Man! What a lovely duo? I wonder why they never got together. I mean, morons get together and stay together for life. Wife likes tea, husband likes coffee and they drink hot chocolate to avoid fighting. Perhaps he was too busy running away from himself and living everyone else's life. Maybe that's how he was raised. I don't blame him. She may have been too afraid of her people too. They both seemed to be nice people. But then, is it a sin for nice people to follow their heart, rather than run away and lead a pretentious life? Is it fine for them to suffer in silence and when life offers the rare chance, feel grateful to be able to share a doughnut?

I remain thinking such thoughts hoping for some peace - some quiet for a few hours at least. I want to reminisce every moment they spent here, celebrate them, mourn their life that wasn't to be, replay the few memorable moments I was fortunate to get a glimpse of.

Just when I wish so, a raucous bunch storm in, the bell-boy visibly tired from having to keep up with them. It is a family - morons. The couple seem tired and irritated. The children are already on the bed, jumping up and down like there is no tomorrow. There is no work for me then. Nothing to work my magic on. I slide the window shut and hope they leave on an all-day chartered trip so I can go back to reminiscing.

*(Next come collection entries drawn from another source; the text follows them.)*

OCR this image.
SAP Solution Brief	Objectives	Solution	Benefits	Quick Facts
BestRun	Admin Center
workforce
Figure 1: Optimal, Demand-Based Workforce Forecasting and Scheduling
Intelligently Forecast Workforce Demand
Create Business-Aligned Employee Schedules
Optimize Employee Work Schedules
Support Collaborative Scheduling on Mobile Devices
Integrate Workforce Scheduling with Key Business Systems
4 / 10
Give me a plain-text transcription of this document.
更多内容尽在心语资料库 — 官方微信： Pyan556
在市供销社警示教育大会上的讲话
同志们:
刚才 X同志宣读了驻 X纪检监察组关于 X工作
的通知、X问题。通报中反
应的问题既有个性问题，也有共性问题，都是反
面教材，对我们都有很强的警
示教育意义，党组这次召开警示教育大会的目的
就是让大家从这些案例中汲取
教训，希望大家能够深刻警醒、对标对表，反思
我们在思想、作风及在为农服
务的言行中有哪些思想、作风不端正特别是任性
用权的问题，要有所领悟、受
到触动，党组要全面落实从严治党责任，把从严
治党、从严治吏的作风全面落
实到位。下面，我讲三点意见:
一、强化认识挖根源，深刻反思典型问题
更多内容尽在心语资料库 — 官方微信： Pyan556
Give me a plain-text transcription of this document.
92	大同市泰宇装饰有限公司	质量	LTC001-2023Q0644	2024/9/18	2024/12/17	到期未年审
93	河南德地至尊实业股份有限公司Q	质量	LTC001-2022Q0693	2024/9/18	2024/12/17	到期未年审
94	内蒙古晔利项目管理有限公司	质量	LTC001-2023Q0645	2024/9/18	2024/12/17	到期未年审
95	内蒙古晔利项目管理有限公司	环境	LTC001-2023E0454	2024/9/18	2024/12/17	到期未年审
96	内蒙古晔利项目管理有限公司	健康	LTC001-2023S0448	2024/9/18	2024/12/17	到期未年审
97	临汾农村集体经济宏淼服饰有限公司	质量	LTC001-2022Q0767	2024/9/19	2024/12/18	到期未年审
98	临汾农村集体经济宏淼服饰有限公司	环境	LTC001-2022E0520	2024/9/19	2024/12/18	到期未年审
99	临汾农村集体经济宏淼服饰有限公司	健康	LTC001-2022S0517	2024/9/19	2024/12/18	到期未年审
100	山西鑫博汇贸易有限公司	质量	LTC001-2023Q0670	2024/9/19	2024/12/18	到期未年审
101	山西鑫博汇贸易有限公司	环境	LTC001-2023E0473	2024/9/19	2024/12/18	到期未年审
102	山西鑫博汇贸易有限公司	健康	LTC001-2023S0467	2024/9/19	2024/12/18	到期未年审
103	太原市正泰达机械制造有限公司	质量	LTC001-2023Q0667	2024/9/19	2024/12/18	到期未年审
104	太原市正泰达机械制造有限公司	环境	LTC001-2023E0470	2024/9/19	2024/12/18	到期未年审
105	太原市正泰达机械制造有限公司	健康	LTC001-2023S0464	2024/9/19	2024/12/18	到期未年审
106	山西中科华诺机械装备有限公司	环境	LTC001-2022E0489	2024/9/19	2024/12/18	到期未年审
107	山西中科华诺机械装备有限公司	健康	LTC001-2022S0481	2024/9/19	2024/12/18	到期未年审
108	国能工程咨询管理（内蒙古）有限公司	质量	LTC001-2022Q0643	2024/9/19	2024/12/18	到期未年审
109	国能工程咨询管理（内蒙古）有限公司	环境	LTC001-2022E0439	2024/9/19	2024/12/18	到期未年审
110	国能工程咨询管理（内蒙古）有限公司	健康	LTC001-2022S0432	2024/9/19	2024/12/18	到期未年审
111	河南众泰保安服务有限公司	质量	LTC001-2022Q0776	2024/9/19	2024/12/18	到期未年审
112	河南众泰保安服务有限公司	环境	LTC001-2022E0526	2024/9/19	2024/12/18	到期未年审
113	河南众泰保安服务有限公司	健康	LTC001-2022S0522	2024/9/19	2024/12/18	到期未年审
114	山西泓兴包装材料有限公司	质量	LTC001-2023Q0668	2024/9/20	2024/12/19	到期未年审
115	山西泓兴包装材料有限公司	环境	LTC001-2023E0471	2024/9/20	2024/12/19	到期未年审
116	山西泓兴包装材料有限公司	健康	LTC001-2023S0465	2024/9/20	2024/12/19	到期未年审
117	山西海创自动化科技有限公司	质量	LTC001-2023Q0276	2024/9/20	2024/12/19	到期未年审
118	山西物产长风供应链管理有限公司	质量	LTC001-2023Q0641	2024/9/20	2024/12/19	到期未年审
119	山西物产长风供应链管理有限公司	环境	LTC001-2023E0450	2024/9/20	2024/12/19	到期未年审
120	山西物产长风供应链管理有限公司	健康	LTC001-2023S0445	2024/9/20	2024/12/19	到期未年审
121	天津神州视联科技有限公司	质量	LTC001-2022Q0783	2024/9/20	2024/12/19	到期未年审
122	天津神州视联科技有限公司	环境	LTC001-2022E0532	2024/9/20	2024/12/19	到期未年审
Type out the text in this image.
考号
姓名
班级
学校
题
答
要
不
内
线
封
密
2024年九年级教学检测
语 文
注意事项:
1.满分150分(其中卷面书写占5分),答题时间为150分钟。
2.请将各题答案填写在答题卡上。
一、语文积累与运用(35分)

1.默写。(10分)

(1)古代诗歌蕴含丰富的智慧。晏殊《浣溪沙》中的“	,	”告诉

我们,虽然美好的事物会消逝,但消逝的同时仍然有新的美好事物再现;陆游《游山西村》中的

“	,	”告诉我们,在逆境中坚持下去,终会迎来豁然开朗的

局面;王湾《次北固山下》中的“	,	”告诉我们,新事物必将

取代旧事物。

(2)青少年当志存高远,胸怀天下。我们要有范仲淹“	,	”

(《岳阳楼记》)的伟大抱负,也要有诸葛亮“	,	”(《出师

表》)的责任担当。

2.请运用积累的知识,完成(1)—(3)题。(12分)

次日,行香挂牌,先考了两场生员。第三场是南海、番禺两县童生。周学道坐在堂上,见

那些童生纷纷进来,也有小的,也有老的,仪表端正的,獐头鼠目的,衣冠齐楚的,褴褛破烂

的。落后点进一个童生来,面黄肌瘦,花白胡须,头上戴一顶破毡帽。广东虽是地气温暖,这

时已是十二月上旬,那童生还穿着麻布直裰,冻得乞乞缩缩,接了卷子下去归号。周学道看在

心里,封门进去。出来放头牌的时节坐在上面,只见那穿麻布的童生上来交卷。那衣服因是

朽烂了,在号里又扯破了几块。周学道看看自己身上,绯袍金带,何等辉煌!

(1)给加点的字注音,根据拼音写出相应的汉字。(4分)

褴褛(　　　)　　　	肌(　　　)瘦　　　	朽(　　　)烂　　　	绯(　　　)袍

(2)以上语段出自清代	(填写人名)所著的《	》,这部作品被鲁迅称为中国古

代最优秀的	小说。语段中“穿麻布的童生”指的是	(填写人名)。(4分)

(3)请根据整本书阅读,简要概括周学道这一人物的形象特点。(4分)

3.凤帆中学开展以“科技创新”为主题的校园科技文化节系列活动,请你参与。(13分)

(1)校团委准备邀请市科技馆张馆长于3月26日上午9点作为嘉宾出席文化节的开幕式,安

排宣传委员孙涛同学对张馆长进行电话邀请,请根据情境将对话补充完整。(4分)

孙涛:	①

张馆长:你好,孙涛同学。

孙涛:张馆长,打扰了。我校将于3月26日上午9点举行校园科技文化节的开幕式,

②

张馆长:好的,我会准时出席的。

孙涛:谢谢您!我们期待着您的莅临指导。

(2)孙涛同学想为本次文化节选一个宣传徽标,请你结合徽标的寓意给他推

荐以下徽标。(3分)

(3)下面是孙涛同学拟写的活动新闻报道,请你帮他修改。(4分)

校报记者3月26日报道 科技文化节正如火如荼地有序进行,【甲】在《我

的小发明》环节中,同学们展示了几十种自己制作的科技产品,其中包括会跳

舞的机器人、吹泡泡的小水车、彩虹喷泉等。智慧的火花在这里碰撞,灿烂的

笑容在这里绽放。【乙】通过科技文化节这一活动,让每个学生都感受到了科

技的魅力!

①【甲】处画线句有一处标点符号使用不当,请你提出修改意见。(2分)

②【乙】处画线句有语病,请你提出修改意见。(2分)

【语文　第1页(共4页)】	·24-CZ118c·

"Shall we order coffee?" the husband says. "No! Tea for me," the wife responds. He walks away mumbling something to himself and the wife cocks her head in the hope that it would help her hear what he says. I suddenly understand how life sometimes makes you go through unpleasant experiences even if you don't deserve it. She murdered the cocked-head, this lady.

Oh! By the way if you are wondering if I am cupid, perched on the window sill trying to work some magic, telling you stories and all - no I am not. I am, at your service, Room No. 318. And yeah, our walls have ears.